Bahwa kebiasaan masyarakat dalam berhubungan dengan bank telah berubah dibenarkan oleh Direktur Digital dan Teknologi Informasi BRI Indra Utoyo. Transaksi internet dan mobile banking BRI selama Januari hingga April 2020 ini mengalami peningkatan sekitar 60 persen.Â
Pengalaman BNI juga sejalan dengan permintaan Wamen BUMN di atas. Hal ini tergambar dari berita kompas.com (26/5/2020) yang memuat pernyataan Wakil Direktur Utama BNI Anggoro Eko Cahyo. Disebutkan bahwa BNI mengimplementasikan berbagai strategi dan inovasi berdasarkan perubahan perilaku, cara berinteraksi, berkomunikasi, dan bertransaksi nasabah.
BNI akan segera mengubah outlet konvensional menjadi outlet digital guna memaksimalkan pelaksanaan new normal. Manajemen BNI sangat yakin karena melihat telah terjadi lonjakan transaksi yang signifikan pada outlet digitalnya selama triwulan 1 2020 jika dibandingkan dengan triwulan 1 tahun lalu.
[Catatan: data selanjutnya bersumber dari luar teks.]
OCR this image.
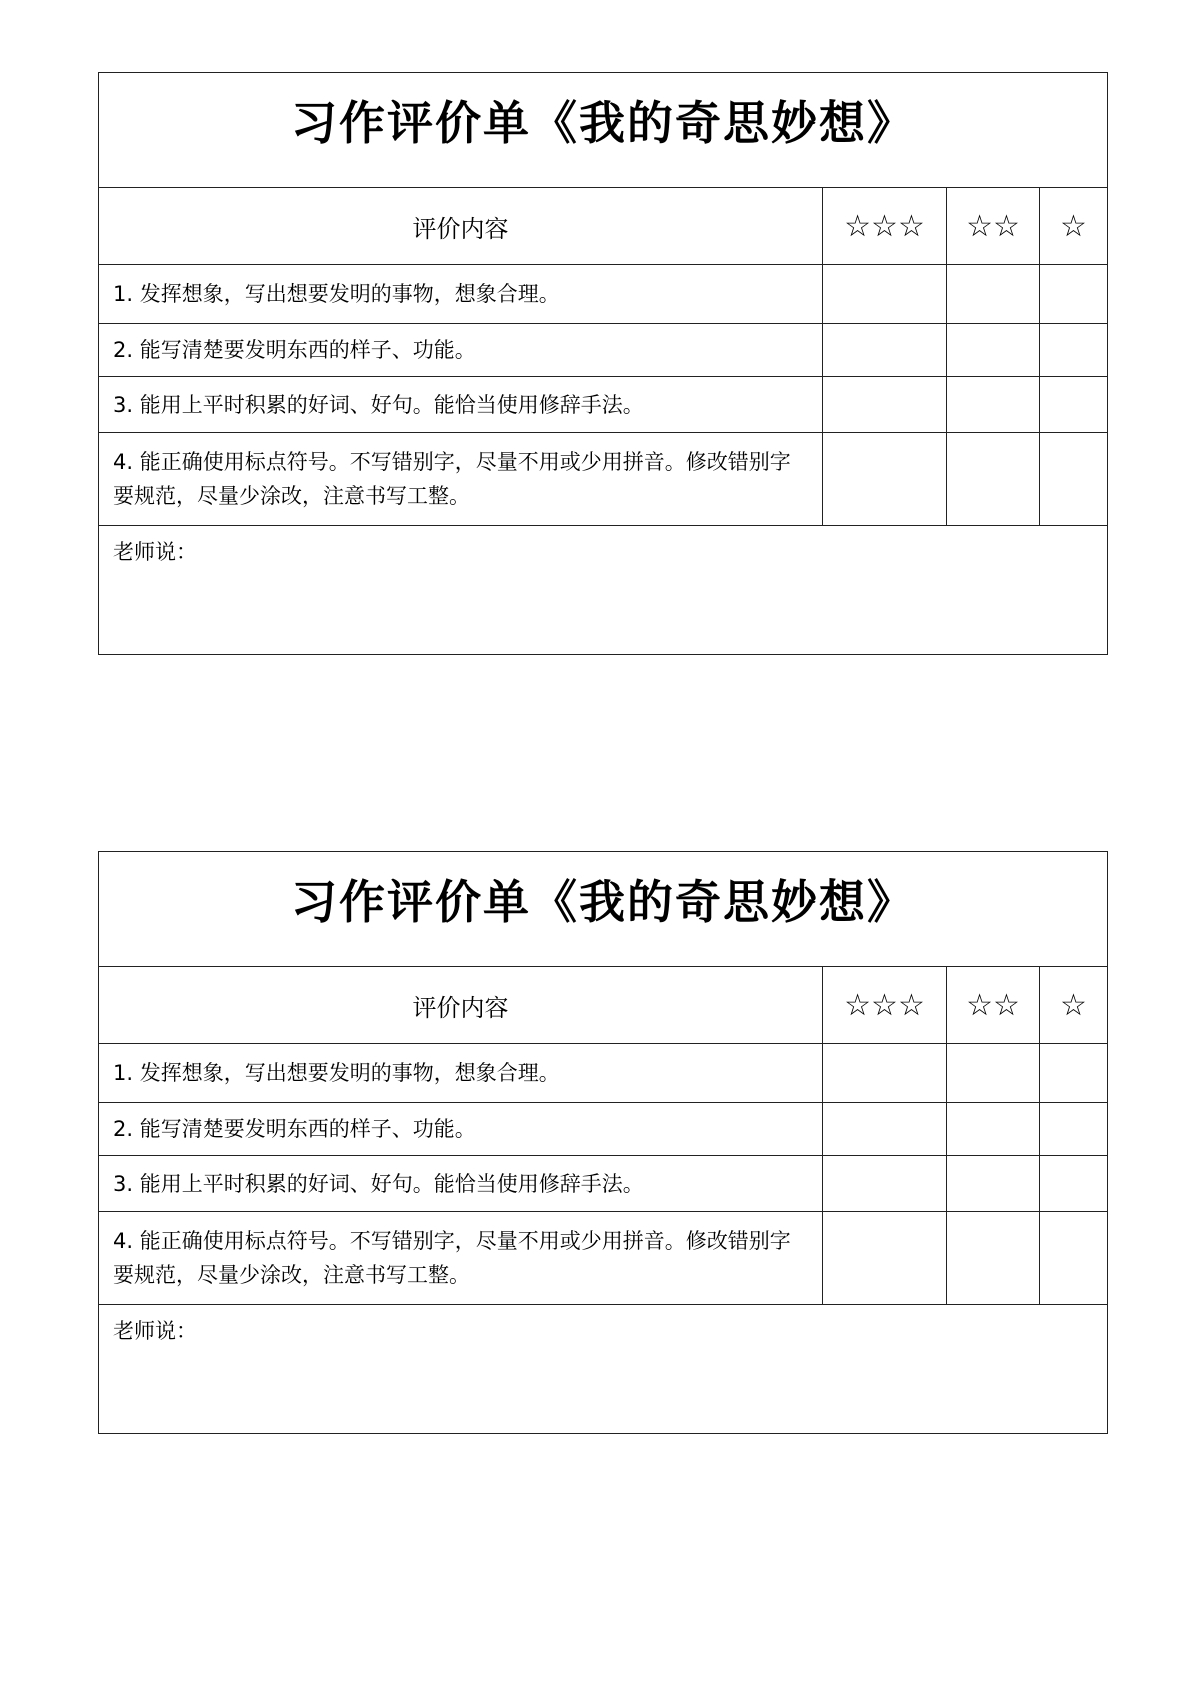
习作评价单《我的奇思妙想》			

评价内容	☆☆☆	☆☆	☆
1. 发挥想象，写出想要发明的事物，想象合理。			
2. 能写清楚要发明东西的样子、功能。			
3. 能用上平时积累的好词、好句。能恰当使用修辞手法。			
4. 能正确使用标点符号。不写错别字，尽量不用或少用拼音。修改错别字要规范，尽量少涂改，注意书写工整。			
老师说：			
习作评价单《我的奇思妙想》			

评价内容	☆☆☆	☆☆	☆
1. 发挥想象，写出想要发明的事物，想象合理。			
2. 能写清楚要发明东西的样子、功能。			
3. 能用上平时积累的好词、好句。能恰当使用修辞手法。			
4. 能正确使用标点符号。不写错别字，尽量不用或少用拼音。修改错别字要规范，尽量少涂改，注意书写工整。			
老师说：			
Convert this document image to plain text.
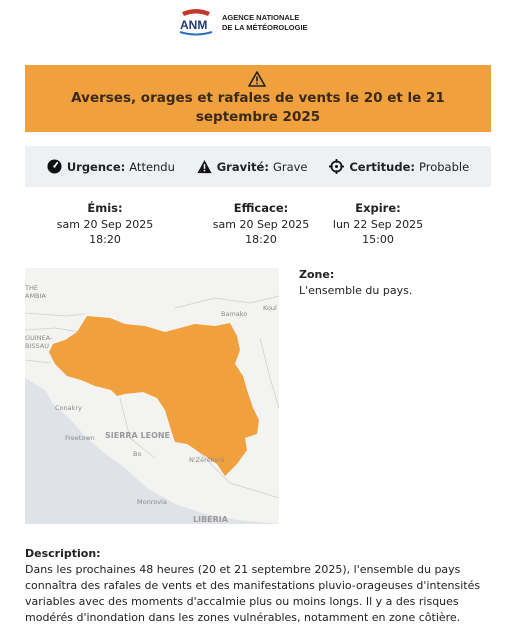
ANM
AGENCE NATIONALE
DE LA MÉTÉOROLOGIE
Averses, orages et rafales de vents le 20 et le 21 septembre 2025
Urgence: Attendu	Gravité: Grave	Certitude: Probable
Émis:
sam 20 Sep 2025
18:20
Efficace:
sam 20 Sep 2025
18:20
Expire:
lun 22 Sep 2025
15:00
THE
AMBIA
GUINEA-
BISSAU
Bamako
Koul
Conakry
Freetown
Bo
N'Zérékoré
Monrovia
SIERRA LEONE
LIBERIA
Zone:
L'ensemble du pays.
Description:
Dans les prochaines 48 heures (20 et 21 septembre 2025), l'ensemble du pays connaîtra des rafales de vents et des manifestations pluvio-orageuses d'intensités variables avec des moments d'accalmie plus ou moins longs. Il y a des risques modérés d'inondation dans les zones vulnérables, notamment en zone côtière.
Memangkas kantor cabang, di satu sisi jelas akan sangat besar pengaruhnya, karena memberikan penghematan bagi masing-masing bank. Biaya listrik, biaya administrasi, biaya perawatan gedung kantor, akan berkurang jauh. Jika gedung tersebut disewa, maka anggaran biaya sewa akan menurun tajam.Â
Apabila gedung tersebut milik sendiri, bisa menjadi sumber pendapatan baru bila disewakan ke pihak lain. Atau akan menerima uang masuk yang relatif besar, bila kantor-kantor itu dijual.
Masalahnya, dilihat dari sisi lain, terutama dari pandangan para karyawan dan keluarganya, menimbulkan pertanyaan, apakah pemangkasan kantor secara besar-besaran itu sekaligus berarti akan ada PHK massal?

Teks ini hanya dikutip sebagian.